The claims of police abuse described in the Amnesty report were described as “sheer lies” by presidential spokesman Zoltan Kovacs, who said an investigation has already found them to be false, DW reported.
He added that some integration assistance and reception centers were closed “because migrants very consciously misuse the existing system.”
Hungary currently considers only 15 asylum claims a day, strictly dismissing all single men, who, according to the report, usually end up being detained for nearly four weeks. The practices were condemned by Human Rights Watch back in July in a report that said Budapest had failed to comply with international standards regarding asylum seekers.
The Amnesty International report comes ahead of a referendum on migrant quotas this Sunday. Polls suggest that at least 70 percent of Hungarians are most likely to follow their president’s call and vote against the EU’s plan.
“We have to be very clear. We will never, never, ever accept the mandatory quota for migrants,” Hungary’s leader said on September 25.
The issue of the referendum on the EU proposal arose in Hungary after the country found itself among the hardest-hit EU member states with tens of thousands of asylum seekers arriving last year.

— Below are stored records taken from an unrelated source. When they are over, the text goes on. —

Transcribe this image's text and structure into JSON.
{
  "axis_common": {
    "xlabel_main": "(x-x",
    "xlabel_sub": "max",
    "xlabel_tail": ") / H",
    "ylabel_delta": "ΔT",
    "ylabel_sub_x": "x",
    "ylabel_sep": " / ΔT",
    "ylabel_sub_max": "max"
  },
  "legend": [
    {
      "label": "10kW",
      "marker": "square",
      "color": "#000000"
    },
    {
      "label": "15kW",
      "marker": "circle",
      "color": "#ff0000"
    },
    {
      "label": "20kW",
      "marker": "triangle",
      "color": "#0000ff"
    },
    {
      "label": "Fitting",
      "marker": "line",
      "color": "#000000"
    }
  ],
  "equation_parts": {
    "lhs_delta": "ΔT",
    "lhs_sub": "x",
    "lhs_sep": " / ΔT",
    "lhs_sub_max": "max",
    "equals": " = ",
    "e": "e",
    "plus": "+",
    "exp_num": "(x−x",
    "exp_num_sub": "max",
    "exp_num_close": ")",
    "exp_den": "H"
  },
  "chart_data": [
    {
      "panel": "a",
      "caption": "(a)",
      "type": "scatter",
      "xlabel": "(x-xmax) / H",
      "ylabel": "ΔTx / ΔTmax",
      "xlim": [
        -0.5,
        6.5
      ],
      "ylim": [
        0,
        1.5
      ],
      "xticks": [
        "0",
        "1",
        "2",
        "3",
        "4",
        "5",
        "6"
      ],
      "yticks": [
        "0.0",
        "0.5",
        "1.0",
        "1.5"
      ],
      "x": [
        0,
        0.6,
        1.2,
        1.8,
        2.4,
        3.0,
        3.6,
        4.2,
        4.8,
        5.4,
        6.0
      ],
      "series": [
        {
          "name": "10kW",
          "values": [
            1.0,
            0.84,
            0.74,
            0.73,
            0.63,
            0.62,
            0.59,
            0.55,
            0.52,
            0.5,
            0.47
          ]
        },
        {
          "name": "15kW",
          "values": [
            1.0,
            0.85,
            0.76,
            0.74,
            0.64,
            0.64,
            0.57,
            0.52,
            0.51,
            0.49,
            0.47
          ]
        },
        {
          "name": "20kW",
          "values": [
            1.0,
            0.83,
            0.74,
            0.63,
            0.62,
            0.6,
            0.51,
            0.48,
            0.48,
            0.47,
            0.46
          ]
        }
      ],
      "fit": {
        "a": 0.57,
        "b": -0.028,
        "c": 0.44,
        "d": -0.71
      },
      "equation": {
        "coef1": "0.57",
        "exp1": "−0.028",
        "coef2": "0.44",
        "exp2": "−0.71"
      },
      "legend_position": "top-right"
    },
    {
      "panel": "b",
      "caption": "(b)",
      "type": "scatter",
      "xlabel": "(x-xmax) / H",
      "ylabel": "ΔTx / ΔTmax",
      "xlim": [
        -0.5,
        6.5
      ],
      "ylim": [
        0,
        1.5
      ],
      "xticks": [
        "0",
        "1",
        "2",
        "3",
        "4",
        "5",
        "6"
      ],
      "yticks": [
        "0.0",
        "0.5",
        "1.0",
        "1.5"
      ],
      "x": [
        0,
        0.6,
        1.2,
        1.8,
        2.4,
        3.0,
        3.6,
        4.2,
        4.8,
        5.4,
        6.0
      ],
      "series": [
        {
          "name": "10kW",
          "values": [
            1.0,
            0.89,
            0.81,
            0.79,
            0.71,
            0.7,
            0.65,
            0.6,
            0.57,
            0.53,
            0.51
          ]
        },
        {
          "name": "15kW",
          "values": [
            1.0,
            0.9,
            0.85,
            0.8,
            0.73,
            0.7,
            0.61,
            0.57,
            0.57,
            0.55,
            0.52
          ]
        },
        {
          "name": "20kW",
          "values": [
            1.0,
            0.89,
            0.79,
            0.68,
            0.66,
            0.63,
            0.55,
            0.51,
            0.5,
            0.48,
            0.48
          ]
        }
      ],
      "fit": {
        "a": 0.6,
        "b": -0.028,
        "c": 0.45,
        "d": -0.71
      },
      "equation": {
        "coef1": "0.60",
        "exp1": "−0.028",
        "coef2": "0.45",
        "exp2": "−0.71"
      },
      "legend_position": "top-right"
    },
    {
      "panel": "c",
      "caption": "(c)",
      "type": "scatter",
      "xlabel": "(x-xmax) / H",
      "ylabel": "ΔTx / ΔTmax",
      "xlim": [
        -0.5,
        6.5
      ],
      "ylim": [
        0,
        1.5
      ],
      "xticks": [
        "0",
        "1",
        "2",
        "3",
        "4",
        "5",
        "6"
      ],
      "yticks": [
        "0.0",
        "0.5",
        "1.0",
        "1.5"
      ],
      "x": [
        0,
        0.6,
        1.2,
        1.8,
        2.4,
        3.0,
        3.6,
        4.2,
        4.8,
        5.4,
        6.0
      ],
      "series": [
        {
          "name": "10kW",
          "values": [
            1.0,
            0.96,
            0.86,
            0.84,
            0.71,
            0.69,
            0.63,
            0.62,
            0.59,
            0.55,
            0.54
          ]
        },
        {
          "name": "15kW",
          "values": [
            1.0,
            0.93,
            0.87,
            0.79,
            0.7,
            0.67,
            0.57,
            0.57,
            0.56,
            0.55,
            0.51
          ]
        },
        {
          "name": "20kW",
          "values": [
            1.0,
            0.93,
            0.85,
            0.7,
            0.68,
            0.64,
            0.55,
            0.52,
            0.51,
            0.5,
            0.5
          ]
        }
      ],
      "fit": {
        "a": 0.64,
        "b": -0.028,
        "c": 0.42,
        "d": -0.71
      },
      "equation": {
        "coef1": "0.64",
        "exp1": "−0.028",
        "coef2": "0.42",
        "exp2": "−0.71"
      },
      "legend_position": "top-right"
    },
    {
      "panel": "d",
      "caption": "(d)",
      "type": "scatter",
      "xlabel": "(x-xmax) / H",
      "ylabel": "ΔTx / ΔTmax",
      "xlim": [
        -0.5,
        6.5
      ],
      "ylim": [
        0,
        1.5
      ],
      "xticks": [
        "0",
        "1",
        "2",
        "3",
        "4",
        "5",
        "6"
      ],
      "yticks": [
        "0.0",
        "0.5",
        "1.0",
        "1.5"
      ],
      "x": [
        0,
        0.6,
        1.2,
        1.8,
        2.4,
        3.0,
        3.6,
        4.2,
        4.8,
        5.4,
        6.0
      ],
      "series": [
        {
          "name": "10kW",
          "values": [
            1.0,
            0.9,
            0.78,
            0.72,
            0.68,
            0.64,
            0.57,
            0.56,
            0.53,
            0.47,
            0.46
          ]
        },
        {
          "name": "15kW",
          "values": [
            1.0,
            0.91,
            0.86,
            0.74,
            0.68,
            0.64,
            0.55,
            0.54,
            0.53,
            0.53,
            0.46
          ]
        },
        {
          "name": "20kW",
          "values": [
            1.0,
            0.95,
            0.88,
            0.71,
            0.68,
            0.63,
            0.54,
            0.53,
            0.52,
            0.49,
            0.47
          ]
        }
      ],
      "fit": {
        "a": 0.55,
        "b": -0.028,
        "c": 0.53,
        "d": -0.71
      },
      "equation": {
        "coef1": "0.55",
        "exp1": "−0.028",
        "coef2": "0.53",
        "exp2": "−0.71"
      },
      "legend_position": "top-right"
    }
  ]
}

In autumn President Orban sealed off the southern border with a wire fence to stop the flow of asylum seekers. The measures were taken after authorities estimated that as many as 1,500 illegal migrants passed the Hungarian border every day, with most of them having taken the so-called Balkan route and moving further to Germany.
Germany is one of a minority of EU states that sticks to an open-door policy and welcomes refugees. Most of the eastern and central European countries, such as Czech Republic along with Slovakia, Romania and Poland objected to the EU quota system. In December 2015 Austria was also compelled to erect a fence.
In May the EU came up with a new version of a plan to deal with the unprecedented influx of refugees to Europe, requiring the bloc members to accept certain numbers under a quota system and imposing €250,000 ($280,000)-per-migrant fines if a country fails to stick to the plan.